Silva juega a pasar de la comedia dramática al thriller más oscuro con interesante pero desigual resultado

Kristen Wiig.

Nasty baby juega con fuego. Y no se escapa de salir chamuscada del atrevimiento aunque se libra de quedar carbonizada. Es una de esas películas que empiezan siendo una cosa y terminan siendo otra completamente distinta. Radicalmente distante. Finge que va por una dirección y, de pronto, cambia de carril bruscamente y deja al espectador con un palmo de narices. En fin: te ponen delante una libre bienhumorada y blanca y te acaban vendiendo un gato negro y huraño.

El chileno Sebastián Silva empieza con tono ligero a hablar de asuntos muy profundos. Un poco a la manera del hoy olvidado Paul Mazursky en Bob, Carol, Ted y Alice o Próxima parada, Greenwich Village, en las que Nueva York era un cobijo excelente para mostrar un tipo de personajes urbanícolas de modernidad candente. Silva, los tiempos mandan, recurre a la cámara nerviosa y un estilo que busca la naturalidad por encima de todo, especialmente cuando se trata de enseñar la cotidianeidad de una pareja gay. El meollo argumental en esa primera fase se sustenta en el deseo de esos dos hombres de ser padres recurriendo a una amiga como madre de alquiler. Sería tentador echar mano de la comicidad para abordar el asunto pero Silva prefiere tener el humor bajo control y darle más importancia al factor sensible, aunque a veces se entrecrucen las vías: esos vídeos artísticos (ejem) que realiza el propio Silva imitando a un bebé en el suelo invitan a sonreír, pero al tiempo cocinan una extraña forma de patetismo porque con ellos el autor pretende superar su mala conciencia: ¿por qué ese empeño en tener un hijo con su propio esperma cuando hay tantos niños en el mundo que necesitan unos padres que los rescaten del abandono o el horror?

Hay en esa parte inicial una búsqueda casi embobada de la felicidad a cualquier precio que sería casi molesta sino fuera por la irrupción de un personaje que alborota el patio, un vecino que lo tiene todo para ser odioso y que sirve para que el espectador no se descuide: cuidado, aquí hay más cera que la que arde, como parece presagiar esa pantalla de tablet con una chimenea falsa.

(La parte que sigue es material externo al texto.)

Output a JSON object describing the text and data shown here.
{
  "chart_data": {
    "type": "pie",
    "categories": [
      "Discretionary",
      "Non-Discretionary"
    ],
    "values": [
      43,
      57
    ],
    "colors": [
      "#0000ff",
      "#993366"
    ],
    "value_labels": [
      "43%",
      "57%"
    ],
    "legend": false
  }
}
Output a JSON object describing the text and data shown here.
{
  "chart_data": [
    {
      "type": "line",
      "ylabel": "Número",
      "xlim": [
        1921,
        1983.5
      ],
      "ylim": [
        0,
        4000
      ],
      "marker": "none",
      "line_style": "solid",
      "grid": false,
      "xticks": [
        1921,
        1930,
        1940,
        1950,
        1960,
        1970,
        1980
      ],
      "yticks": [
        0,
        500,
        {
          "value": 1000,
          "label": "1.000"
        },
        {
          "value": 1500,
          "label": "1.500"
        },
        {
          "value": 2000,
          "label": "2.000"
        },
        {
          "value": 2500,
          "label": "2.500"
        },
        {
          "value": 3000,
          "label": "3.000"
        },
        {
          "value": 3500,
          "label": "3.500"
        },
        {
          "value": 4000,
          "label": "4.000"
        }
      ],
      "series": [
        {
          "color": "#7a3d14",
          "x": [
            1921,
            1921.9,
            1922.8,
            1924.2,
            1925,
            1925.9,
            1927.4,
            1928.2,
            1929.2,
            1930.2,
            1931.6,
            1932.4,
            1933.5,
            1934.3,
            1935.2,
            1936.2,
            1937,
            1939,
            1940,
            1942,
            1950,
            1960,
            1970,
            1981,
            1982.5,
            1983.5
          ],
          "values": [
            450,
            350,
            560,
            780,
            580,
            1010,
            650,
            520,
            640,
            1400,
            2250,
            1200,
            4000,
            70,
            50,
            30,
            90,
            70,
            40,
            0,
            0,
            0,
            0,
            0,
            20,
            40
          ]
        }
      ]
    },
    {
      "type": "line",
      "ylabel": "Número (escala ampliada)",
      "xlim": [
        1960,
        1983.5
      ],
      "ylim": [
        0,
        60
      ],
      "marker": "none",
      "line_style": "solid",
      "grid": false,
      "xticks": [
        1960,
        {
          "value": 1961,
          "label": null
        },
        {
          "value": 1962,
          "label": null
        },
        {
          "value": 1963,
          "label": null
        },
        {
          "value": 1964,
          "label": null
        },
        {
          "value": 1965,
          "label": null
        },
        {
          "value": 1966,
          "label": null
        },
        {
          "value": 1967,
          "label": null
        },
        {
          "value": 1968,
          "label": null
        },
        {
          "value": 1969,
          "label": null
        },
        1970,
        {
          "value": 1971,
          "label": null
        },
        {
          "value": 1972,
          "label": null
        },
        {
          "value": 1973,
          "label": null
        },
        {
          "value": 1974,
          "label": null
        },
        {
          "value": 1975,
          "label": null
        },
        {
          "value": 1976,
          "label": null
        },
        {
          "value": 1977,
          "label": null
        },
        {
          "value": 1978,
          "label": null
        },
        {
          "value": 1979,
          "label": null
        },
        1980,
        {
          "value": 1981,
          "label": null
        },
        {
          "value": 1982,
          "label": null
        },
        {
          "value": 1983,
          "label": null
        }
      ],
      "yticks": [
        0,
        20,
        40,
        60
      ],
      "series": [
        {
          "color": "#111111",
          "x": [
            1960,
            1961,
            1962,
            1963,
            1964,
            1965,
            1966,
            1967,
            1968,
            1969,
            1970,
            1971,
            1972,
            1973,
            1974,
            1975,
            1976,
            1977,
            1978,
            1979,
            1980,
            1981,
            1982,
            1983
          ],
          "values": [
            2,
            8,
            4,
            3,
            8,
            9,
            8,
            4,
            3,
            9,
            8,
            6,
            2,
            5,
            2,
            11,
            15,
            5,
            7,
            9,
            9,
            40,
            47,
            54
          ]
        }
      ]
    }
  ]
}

Después de la mejor secuencia dramática (la visita a la familia de uno de los novios, se palpa la incomodidad y el desasosiego en el ambiente) y también del momento más risueño (la amiga inyectándose el esperma en acrobática postura), Nasty baby da el volantazo, y no es casualidad que lo haga tras una delirante escena con un oráculo del arte. De repente, la oscuridad. Incluso la fotografía cambia de aires y se vuelve turbia, inquietante, sombría. La trampa es de las que gustan a los hermanitos Coen. A traición y sin contemplaciones. Un accidente inesperado y la búsqueda apacible de la felicidad que nos vendía Silva en un principio da paso a una desesperada lucha por la supervivencia de unos personajes a los que el espectador ha cogido cariño y que, de repente, se han convertido en seres inhumanos.

Hay un momento en que vemos a un ciervo parado en mitad de la carretera en plena noche. La inocencia de Bambi en peligro de ser atropellada. Por desgracia, Silva no es Haneke ni Von Trier con el cuchillo y no mide bien los tiempos ni tiene su talento para que las imágenes supuren inquietud y fatalismo. La trampa funciona a medias pero entre los aciertos de la parte amable y de la parte agria hay suficiente material para salvar al conjunto de la quema.